Learn how to reduce your flash flood risks and stay safe with these tips:
Watch Vs. Warning
A flash flood watch means flooding is possible. Prepare to move to higher ground and listen to NOAA Weather Radio, a commercial radio or television (or your Halo+!) for up-to-date information.
A flash flood warning means that one is actually occurring. If this happens in your area, seek higher ground on foot—not in a vehicle, which can be swept away by a few inches of moving water—immediately.
- Flash floods can occur very quickly and, as such, can be very dangerous. If there’s a chance of a flash flood in your area, it’s important to move immediately to higher ground, rather than waiting for instructions to mobilize.
- If there is a flash flood in your area, don’t walk through moving water. As little as six inches of moving water can cause a fall. If you must walk in water, walk where it’s still and use a sturdy stick to check the firmness of the ground as you go.

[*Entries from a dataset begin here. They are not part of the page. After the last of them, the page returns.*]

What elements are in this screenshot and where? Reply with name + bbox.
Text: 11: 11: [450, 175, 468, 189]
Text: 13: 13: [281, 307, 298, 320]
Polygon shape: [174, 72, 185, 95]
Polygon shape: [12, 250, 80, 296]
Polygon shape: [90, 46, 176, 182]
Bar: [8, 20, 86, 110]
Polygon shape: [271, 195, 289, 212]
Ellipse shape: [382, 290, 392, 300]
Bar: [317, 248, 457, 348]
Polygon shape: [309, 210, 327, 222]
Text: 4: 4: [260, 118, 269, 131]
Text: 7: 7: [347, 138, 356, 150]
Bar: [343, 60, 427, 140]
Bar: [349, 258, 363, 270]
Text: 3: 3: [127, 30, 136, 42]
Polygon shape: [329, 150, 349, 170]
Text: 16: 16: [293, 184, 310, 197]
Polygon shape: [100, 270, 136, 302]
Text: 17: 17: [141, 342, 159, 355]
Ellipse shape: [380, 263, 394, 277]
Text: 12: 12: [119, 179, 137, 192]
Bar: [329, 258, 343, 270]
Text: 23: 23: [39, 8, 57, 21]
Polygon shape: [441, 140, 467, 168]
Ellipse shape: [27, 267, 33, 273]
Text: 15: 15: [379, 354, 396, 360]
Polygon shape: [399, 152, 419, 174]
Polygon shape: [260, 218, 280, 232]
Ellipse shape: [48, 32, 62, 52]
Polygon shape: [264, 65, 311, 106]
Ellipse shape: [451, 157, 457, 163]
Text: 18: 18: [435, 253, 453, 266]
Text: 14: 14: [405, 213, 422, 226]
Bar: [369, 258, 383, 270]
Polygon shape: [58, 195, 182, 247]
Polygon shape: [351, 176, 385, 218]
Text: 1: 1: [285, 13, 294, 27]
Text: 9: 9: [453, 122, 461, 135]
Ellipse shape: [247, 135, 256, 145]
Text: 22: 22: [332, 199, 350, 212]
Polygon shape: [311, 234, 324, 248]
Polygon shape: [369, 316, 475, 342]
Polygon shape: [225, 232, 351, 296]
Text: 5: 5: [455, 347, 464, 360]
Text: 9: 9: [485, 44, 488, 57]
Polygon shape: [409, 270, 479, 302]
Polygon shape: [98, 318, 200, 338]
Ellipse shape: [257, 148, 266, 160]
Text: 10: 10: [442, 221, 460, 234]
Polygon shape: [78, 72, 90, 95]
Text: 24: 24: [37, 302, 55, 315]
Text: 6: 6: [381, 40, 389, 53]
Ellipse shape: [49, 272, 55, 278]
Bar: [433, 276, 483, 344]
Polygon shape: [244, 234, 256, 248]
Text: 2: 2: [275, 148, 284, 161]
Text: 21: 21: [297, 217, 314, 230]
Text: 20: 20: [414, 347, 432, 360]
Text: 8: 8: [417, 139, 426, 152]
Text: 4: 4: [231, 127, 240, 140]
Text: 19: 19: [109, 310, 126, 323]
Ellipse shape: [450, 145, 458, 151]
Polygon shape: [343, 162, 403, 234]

- During threatening conditions, do not camp or park your vehicle along streams, rivers, or creeks. If you arrive at a flooded road while driving, either turn around and drive the other way or get out of the car and quickly walk to higher ground.
- Keep children out of and away from water.
- If you have time to prepare before a flash flood occurs, turn off utilities at the main switches or valves and disconnect electrical appliances (do NOT touch electrical equipment when wet, or when standing in water). If time allows, bring in outdoor furniture and move any essential items to an upper level, if possible.